A Claude skill file fixes that. It's a structured instruction set that tells your AI agent exactly how to architect a specific type of software using patterns from real shipped products.

The SaaS Builder skill is the one I reach for on every new project. It encodes the architecture decisions for auth, billing, dashboards, API design, and deployment—all optimized for the Next.js + Supabase + Stripe + Vercel stack. Instead of your agent improvising, it follows a playbook that's been tested in production.

What to avoid

Don't use a monorepo tool for your MVP. Turborepo and Nx are great for large teams. For an MVP, they're overhead that slows you down.

Don't pick a database based on hype. Planetscale had its moment. CockroachDB sounds cool. For an MVP, PostgreSQL through Supabase is more than enough. You can migrate later if you ever actually need to, which you probably won't.

Don't use Kubernetes. I shouldn't have to say this, but I've seen seed-stage founders deploy to K8s clusters. Your MVP doesn't need container orchestration. It needs to be live.

Don't build a microservices architecture. One repo. One deployment. One database. Split things up when you have the traffic and team size to justify it, not before.

Don't use GraphQL for an MVP. REST is simpler, debuggable, and every AI agent generates better REST code than GraphQL code. Save the fancy stuff for later.

The cost breakdown

Here's what this stack actually costs at launch:

  • Next.js: free (open source)
  • Supabase: free tier
  • Stripe: 2.9% + 30 cents per transaction (no monthly fee)
  • Vercel: free tier
  • SaaS Builder skill: $29 (one time)

Total monthly cost at launch: $0 plus the $29 skill file. You start paying for infrastructure when your product is generating revenue. That's how it should be.

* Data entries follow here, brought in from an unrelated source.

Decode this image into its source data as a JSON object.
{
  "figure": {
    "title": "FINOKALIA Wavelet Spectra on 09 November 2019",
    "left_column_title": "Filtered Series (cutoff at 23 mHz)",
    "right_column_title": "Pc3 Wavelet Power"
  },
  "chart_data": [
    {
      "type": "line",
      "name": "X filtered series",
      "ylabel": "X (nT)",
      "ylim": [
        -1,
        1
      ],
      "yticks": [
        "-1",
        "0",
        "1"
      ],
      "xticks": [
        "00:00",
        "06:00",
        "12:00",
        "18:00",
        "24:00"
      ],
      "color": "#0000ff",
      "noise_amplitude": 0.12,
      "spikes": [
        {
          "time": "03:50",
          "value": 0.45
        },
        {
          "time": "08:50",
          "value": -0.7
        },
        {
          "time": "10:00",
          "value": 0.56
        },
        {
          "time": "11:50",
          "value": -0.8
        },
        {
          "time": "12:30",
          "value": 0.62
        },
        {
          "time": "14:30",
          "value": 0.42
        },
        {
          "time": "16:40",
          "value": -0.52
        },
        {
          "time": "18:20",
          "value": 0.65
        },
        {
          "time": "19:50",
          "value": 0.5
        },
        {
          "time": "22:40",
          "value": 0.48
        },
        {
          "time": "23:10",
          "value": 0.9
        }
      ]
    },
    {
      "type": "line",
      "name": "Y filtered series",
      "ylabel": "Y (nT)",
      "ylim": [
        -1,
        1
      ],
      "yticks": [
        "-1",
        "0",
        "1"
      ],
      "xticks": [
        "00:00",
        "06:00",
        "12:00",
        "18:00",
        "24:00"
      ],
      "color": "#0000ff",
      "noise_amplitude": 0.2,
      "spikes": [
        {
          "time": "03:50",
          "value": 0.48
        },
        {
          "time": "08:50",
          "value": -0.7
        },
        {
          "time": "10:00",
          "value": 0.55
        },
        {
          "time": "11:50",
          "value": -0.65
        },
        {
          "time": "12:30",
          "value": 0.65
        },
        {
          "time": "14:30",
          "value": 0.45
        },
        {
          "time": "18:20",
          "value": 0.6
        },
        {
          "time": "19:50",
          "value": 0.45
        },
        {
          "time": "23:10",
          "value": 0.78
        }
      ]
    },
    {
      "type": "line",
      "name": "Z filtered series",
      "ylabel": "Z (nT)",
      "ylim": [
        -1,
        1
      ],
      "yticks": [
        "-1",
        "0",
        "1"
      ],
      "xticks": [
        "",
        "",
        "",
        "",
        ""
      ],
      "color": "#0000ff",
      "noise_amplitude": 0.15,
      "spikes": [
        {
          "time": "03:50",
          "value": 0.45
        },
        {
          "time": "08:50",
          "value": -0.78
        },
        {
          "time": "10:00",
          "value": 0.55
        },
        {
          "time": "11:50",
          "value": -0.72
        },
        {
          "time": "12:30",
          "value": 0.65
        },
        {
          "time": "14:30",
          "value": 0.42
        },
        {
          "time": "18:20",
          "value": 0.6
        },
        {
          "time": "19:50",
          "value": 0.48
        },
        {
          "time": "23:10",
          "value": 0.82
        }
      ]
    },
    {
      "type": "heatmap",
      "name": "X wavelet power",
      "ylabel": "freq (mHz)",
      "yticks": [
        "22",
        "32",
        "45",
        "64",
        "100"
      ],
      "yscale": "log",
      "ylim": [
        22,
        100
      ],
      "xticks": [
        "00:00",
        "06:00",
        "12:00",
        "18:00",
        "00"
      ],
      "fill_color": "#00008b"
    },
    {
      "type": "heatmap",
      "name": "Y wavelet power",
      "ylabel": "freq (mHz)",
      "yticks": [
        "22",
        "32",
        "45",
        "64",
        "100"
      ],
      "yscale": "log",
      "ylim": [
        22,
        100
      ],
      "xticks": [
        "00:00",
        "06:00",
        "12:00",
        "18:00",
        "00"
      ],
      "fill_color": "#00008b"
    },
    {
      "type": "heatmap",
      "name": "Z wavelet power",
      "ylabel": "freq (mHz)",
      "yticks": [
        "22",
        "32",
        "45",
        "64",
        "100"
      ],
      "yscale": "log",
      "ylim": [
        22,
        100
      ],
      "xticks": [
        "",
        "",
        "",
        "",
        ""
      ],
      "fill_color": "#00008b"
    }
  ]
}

Compare this to the $200-500/month some founders burn on AWS, Heroku, or Railway before they have a single user. Or the $10k-$50k they spend on an agency. The math is straightforward.

Start building

This stack works. I've shipped multiple products with it and watched other founders do the same. It's fast to set up, cheap to run, and scales when you need it to.

Grab the SaaS Builder skill, open Claude Code, and start building. You can be live by this weekend.

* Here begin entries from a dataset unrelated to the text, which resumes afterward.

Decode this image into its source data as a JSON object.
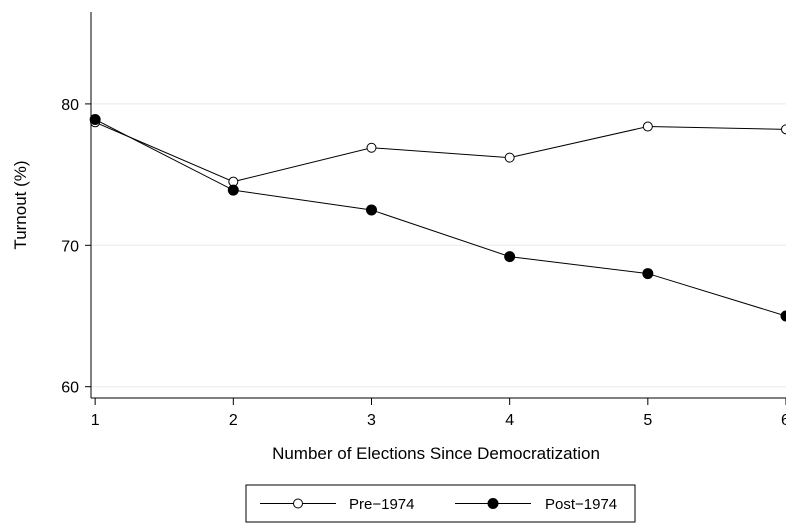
{
  "chart_data": {
    "type": "line",
    "title": "",
    "xlabel": "Number of Elections Since Democratization",
    "ylabel": "Turnout (%)",
    "x": [
      1,
      2,
      3,
      4,
      5,
      6
    ],
    "x_ticks": [
      "1",
      "2",
      "3",
      "4",
      "5",
      "6"
    ],
    "y_ticks": [
      "60",
      "70",
      "80"
    ],
    "xlim": [
      0.97,
      6.0
    ],
    "ylim": [
      59.2,
      86.5
    ],
    "grid": true,
    "legend_position": "bottom",
    "series": [
      {
        "name": "Pre−1974",
        "marker": "hollow-circle",
        "values": [
          78.7,
          74.5,
          76.9,
          76.2,
          78.4,
          78.2
        ]
      },
      {
        "name": "Post−1974",
        "marker": "filled-circle",
        "values": [
          78.9,
          73.9,
          72.5,
          69.2,
          68.0,
          65.0
        ]
      }
    ],
    "colors": {
      "line": "#000000",
      "grid": "#eaeaea",
      "background": "#ffffff"
    }
  }
}
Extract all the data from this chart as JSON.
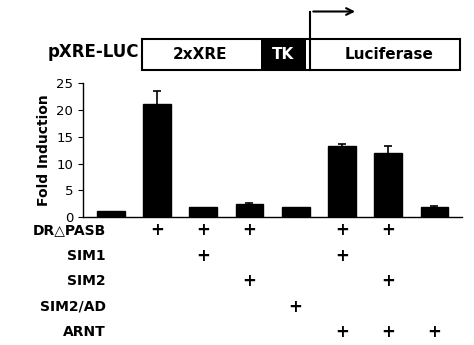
{
  "bar_values": [
    1.2,
    21.0,
    2.0,
    2.4,
    2.0,
    13.3,
    12.0,
    2.0
  ],
  "bar_errors": [
    0.0,
    2.5,
    0.0,
    0.3,
    0.0,
    0.4,
    1.2,
    0.2
  ],
  "bar_color": "#000000",
  "ylim": [
    0,
    25
  ],
  "yticks": [
    0,
    5,
    10,
    15,
    20,
    25
  ],
  "ylabel": "Fold Induction",
  "bar_width": 0.6,
  "table_labels": [
    "DR△PASB",
    "SIM1",
    "SIM2",
    "SIM2/AD",
    "ARNT"
  ],
  "table_plus": [
    [
      false,
      true,
      true,
      true,
      false,
      true,
      true,
      false
    ],
    [
      false,
      false,
      true,
      false,
      false,
      true,
      false,
      false
    ],
    [
      false,
      false,
      false,
      true,
      false,
      false,
      true,
      false
    ],
    [
      false,
      false,
      false,
      false,
      true,
      false,
      false,
      false
    ],
    [
      false,
      false,
      false,
      false,
      false,
      true,
      true,
      true
    ]
  ],
  "diagram_label": "pXRE-LUC",
  "diagram_boxes": [
    {
      "text": "2xXRE",
      "facecolor": "white",
      "edgecolor": "black",
      "textcolor": "black"
    },
    {
      "text": "TK",
      "facecolor": "black",
      "edgecolor": "black",
      "textcolor": "white"
    },
    {
      "text": "Luciferase",
      "facecolor": "white",
      "edgecolor": "black",
      "textcolor": "black"
    }
  ],
  "background_color": "white",
  "font_size_ylabel": 10,
  "font_size_table": 10,
  "font_size_diagram": 11,
  "font_size_diagram_label": 12
}
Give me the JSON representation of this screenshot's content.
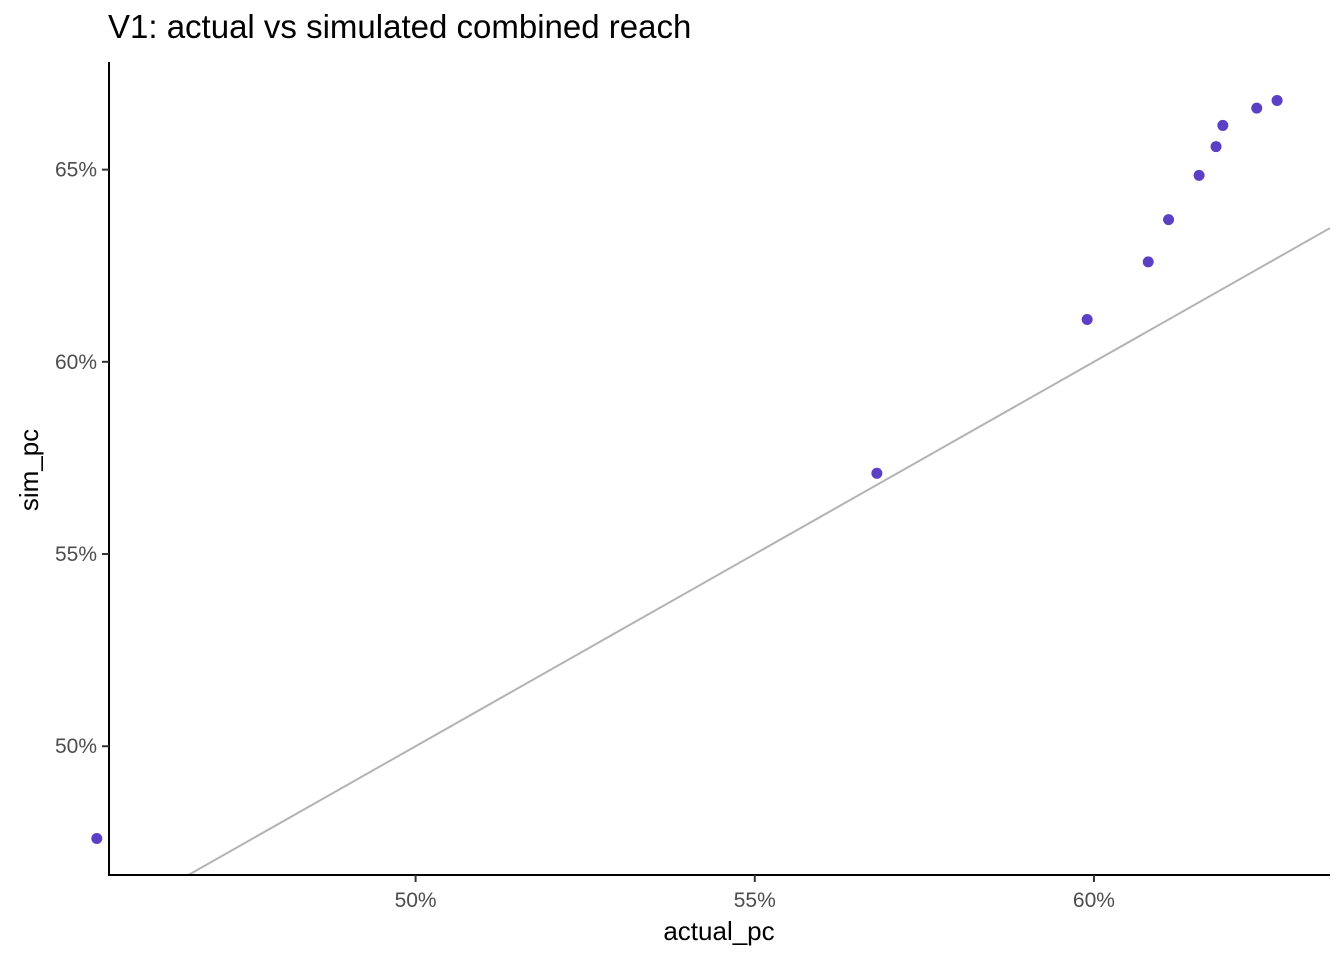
{
  "chart_data": {
    "type": "scatter",
    "title": "V1: actual vs simulated combined reach",
    "xlabel": "actual_pc",
    "ylabel": "sim_pc",
    "xlim": [
      45.48,
      63.48
    ],
    "ylim": [
      46.65,
      67.8
    ],
    "x_ticks": [
      50,
      55,
      60
    ],
    "x_tick_labels": [
      "50%",
      "55%",
      "60%"
    ],
    "y_ticks": [
      50,
      55,
      60,
      65
    ],
    "y_tick_labels": [
      "50%",
      "55%",
      "60%",
      "65%"
    ],
    "grid": false,
    "reference_line": {
      "type": "identity",
      "color": "#b3b3b3"
    },
    "point_color": "#5b3fc4",
    "series": [
      {
        "points": [
          {
            "x": 45.3,
            "y": 47.6
          },
          {
            "x": 56.8,
            "y": 57.1
          },
          {
            "x": 59.9,
            "y": 61.1
          },
          {
            "x": 60.8,
            "y": 62.6
          },
          {
            "x": 61.1,
            "y": 63.7
          },
          {
            "x": 61.55,
            "y": 64.85
          },
          {
            "x": 61.8,
            "y": 65.6
          },
          {
            "x": 61.9,
            "y": 66.15
          },
          {
            "x": 62.4,
            "y": 66.6
          },
          {
            "x": 62.7,
            "y": 66.8
          }
        ]
      }
    ]
  }
}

Frequently Asked Questions

Why Next.js over other frameworks for MVPs?

Next.js combines frontend and backend in one project, which eliminates the overhead of managing two separate codebases. Server components, API routes, and built-in optimization mean less setup. It's also the framework AI coding agents produce the best output for, which matters when you're using skill files.

Is Supabase production ready?

Yes. It's PostgreSQL under the hood, which is one of the most battle-tested databases on the planet. Supabase adds auth, real-time, storage, and edge functions on top. Companies with far more traffic than your MVP run on it in production.

How much does this stack cost to run?

At launch, close to zero. Vercel and Supabase both have free tiers that cover most MVPs. Stripe only charges per transaction. The only upfront cost is the $29 skill file. You start paying for infrastructure when you're generating revenue.

Can this stack scale beyond an MVP?

Absolutely. Next.js on Vercel auto-scales. PostgreSQL handles millions of rows without breaking a sweat. Stripe processes billions in annual payments. This stack powers companies well past the MVP stage—you won't need to rewrite when you grow.